Purpose: Track the consistency of TB reporting over time and compare South Africa to other countries.
By tracking how many data points are available per year, we can gauge the consistency and completeness of TB reporting over time for these countries. The chart allows for detailed exploration of trends, enabling you to observe patterns in reporting, such as years with higher or lower engagement.
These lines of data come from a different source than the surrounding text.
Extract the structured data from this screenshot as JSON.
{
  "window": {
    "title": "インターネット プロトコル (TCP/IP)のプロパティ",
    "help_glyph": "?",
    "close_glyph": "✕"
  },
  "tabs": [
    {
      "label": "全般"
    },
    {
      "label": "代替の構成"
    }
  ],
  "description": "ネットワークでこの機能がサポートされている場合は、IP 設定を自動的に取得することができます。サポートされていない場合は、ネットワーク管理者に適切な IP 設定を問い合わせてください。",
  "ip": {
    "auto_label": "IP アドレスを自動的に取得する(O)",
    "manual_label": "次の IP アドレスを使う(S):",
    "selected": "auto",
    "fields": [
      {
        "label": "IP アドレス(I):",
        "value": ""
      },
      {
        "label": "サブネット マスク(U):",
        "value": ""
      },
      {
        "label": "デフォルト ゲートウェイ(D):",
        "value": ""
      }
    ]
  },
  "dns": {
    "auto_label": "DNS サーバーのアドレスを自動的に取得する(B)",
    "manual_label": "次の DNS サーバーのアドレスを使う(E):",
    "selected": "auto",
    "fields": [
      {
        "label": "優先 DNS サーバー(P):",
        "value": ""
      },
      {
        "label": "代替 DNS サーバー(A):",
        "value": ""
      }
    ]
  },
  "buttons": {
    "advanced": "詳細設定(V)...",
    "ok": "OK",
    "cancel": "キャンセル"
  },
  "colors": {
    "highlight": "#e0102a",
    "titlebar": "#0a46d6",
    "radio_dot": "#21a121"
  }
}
This is particularly valuable for understanding the shifts in TB surveillance efforts and recognizing potential periods where reporting inconsistencies may have occurred, especially in response to external factors like the COVID-19 pandemic or changes in national TB strategies.

In [23]:
# Calculate the number of available and missing data points for each country
# Mark missing years by checking for NaN in the 'year' column
african_region['data_available'] = african_region['year'].notna().astype(int)

# Get the count of available and missing data for each country
data_completeness = african_region.groupby(['country'])['data_available'].value_counts().unstack(fill_value=0).reset_index()

# Ensure the columns match the expected 'Available Data' and 'Missing Data'
data_completeness.columns = ['country', 'Missing Data', 'Available Data']

# Create an interactive stacked bar chart
fig = px.bar(data_completeness, 
             x='country', 
             y=['Available Data', 'Missing Data'], 
             title='Data Completeness by Country in the WHO African Region', 
             labels={'country': 'Country', 'value': 'Number of Years', 'variable': 'Data Availability'},
             color_discrete_map={'Available Data': 'green', 'Missing Data': 'red'})

# Update layout for scalability and interactivity
fig.update_layout(
    height=600,  # Adjust height for better visibility
    xaxis_title='Country',
    yaxis_title='Number of Years',
    showlegend=True
)

# Show the plot
fig.show()





A value is trying to be set on a copy of a slice from a DataFrame.
Try using .loc[row_indexer,col_indexer] = value instead

See the caveats in the documentation: https://pandas.pydata.org/pandas-docs/stable/user_guide/indexing.html#returning-a-view-versus-a-copy



ValueError: Length mismatch: Expected axis has 2 elements, new values have 3 elements

In [26]:
import plotly.express as px

# Calculate the number of years with data available for each country
reporting_consistency = african_region.groupby(['country', 'year'])['data_available'].max().reset_index()

# Count the number of years with data available per country
country_report_counts = reporting_consistency.groupby('country')['data_available'].sum().reset_index()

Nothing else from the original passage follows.